USS Westfield was a sidewheel steam ferryboat in the United States Navy during the American Civil War.

Westfield was purchased by the Navy from Cornelius Vanderbilt on 22 November 1861; outfitted at Jeremiah Simonson's shipyard in Brooklyn, New York City; and commissioned in January 1862, Commander William B. Renshaw in command.

Service history[edit]

Westfield departed New York on 22 February 1862, bound for Key West, Florida, to join Comdr. David Dixon Porter's Mortar Flotilla. That unit, however, departed Key West on 3 March before Westfield's arrival. She, therefore, did not join the flotilla until her arrival at the Passes of the Mississippi River on 18 March. For the next three weeks, she assisted Mississippi and Pensacola in their efforts to cross the bar at Pass an Outre and enter the Mississippi River.

That mission finally succeeded on 8 April 1862, and Westfield began duty covering a coastal survey party developing more precise maps of the lower Mississippi for the assault on Forts Jackson and St. Philip. On 13 April 1862, she received orders to proceed upriver and engage two Confederate gunboats. After two shots from her Parrott rifle, the two Confederate ships retired to the protection of the guns of Fort Jackson where they joined six other Confederate gunboats. Undaunted, Westfield closed the range and opened fire once more. That brief cannonade broke the shaft of CSS Defiance and damaged her so severely that her crew later had to abandon and sink her.
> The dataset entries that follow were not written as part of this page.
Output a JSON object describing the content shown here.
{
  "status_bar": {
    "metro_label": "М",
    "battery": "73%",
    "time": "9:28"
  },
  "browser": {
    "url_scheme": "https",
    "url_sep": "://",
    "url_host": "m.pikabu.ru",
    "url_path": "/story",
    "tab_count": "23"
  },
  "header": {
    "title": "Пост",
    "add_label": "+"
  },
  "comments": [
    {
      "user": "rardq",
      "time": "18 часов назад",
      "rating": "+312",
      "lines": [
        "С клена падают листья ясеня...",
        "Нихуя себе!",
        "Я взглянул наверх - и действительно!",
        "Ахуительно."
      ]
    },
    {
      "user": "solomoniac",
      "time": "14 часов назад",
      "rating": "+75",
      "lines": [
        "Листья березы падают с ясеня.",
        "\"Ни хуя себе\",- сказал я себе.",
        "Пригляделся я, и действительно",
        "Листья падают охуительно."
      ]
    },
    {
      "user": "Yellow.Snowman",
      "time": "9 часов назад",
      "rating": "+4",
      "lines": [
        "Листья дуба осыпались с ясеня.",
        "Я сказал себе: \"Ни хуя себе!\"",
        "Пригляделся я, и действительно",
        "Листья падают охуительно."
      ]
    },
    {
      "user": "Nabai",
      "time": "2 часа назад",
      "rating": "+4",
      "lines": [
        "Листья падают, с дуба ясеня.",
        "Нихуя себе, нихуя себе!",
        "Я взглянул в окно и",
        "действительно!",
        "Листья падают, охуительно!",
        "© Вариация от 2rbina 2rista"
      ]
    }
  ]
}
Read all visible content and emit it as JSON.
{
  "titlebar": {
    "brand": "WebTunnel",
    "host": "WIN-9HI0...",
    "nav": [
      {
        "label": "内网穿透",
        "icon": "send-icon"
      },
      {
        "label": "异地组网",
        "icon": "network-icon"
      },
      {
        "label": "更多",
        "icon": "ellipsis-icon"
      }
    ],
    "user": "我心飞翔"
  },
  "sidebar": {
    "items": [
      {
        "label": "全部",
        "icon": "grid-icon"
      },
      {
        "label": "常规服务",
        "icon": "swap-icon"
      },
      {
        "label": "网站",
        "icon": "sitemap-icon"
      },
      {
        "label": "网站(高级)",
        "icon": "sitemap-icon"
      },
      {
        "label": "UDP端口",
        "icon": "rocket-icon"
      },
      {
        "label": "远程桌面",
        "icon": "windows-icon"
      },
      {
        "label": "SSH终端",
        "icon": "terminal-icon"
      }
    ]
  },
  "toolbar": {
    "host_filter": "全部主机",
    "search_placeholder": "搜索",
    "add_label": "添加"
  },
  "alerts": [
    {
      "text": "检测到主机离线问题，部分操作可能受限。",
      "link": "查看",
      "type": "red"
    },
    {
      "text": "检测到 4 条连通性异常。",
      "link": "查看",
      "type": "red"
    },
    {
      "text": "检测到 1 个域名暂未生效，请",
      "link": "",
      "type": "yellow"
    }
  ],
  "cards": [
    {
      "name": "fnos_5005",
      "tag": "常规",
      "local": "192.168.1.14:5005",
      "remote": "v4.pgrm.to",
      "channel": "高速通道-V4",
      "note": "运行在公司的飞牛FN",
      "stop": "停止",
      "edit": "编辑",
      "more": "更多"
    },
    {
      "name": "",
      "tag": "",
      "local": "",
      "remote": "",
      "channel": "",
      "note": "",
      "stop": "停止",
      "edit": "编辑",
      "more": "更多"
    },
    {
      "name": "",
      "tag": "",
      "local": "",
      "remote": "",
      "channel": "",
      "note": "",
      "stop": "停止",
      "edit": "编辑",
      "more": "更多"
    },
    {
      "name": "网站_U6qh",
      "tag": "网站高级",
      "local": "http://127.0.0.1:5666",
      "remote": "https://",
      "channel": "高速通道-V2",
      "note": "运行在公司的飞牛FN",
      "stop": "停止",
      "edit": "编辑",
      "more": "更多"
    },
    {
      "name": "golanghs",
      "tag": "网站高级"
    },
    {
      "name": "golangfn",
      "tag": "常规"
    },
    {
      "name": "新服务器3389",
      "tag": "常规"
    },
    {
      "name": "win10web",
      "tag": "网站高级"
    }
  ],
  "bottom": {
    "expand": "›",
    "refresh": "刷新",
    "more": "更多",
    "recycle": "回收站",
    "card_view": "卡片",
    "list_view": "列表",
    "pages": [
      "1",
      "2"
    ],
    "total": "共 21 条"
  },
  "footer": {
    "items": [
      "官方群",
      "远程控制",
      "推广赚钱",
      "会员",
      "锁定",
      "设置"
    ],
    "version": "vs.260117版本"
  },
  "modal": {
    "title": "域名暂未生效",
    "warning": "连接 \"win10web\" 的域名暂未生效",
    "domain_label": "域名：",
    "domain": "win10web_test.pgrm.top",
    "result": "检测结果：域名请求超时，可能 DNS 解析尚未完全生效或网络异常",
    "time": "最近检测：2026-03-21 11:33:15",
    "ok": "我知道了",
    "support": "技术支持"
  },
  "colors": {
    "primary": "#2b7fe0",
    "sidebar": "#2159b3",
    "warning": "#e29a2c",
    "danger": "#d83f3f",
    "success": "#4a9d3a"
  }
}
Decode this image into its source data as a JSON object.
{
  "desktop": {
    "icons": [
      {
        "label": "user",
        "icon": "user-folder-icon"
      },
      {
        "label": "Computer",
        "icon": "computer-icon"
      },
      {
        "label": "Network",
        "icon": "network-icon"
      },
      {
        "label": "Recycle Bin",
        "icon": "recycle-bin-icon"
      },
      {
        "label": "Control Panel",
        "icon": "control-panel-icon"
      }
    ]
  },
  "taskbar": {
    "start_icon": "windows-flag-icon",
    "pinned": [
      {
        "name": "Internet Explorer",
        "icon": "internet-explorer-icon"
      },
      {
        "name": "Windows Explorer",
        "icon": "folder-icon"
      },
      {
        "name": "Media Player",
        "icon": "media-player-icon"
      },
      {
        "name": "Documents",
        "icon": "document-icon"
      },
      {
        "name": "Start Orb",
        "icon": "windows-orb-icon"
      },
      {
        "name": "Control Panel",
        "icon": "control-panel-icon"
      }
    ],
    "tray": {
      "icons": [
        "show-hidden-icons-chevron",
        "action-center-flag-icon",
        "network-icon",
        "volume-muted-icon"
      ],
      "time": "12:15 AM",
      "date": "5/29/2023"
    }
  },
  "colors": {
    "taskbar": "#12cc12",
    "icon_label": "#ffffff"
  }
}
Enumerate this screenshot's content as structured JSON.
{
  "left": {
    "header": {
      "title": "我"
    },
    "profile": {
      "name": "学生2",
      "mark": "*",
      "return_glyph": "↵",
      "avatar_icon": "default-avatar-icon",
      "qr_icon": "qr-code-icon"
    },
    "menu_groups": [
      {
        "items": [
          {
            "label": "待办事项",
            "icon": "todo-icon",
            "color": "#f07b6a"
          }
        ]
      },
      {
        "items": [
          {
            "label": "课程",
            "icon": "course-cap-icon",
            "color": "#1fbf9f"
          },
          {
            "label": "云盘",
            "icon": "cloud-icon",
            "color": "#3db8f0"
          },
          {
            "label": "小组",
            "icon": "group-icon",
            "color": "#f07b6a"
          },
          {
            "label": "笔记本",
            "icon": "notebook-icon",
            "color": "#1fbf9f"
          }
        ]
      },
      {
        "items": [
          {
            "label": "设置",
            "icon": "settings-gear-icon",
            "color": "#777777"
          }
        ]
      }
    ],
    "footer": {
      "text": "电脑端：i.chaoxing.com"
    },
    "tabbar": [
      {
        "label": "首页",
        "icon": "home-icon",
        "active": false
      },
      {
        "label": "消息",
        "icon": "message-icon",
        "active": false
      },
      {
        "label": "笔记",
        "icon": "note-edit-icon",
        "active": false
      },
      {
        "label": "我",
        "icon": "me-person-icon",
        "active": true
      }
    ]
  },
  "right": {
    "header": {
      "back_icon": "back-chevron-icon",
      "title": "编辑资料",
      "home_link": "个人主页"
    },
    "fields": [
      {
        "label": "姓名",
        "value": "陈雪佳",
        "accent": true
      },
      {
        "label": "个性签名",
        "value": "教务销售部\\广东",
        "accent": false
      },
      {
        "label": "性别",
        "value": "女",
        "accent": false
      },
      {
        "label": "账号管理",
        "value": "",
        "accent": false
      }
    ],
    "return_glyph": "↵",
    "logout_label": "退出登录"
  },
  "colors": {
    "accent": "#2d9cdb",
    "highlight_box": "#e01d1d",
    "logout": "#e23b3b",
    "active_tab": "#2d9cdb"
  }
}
Westfield (second from left) bombards Fort Jackson with the other mortar steamers

Between 14 April and 24 April 1862, she supported Porter's Mortar Flotilla during the bombardment of the two Confederate forts in preparation for Flag Officer David Farragut's run between them to New Orleans, Louisiana. That event occurred on 24 April 1862, but Westfield did not participate directly. Rather, she remained with the mortar boats and continued to support them and supply ammunition. Early in the summer of 1862, Westfield moved upriver with the Mortar Flotilla – to a point just below Vicksburg, Mississippi. There she resumed her duties in support of the mortars during the first campaign against the Confederate stronghold.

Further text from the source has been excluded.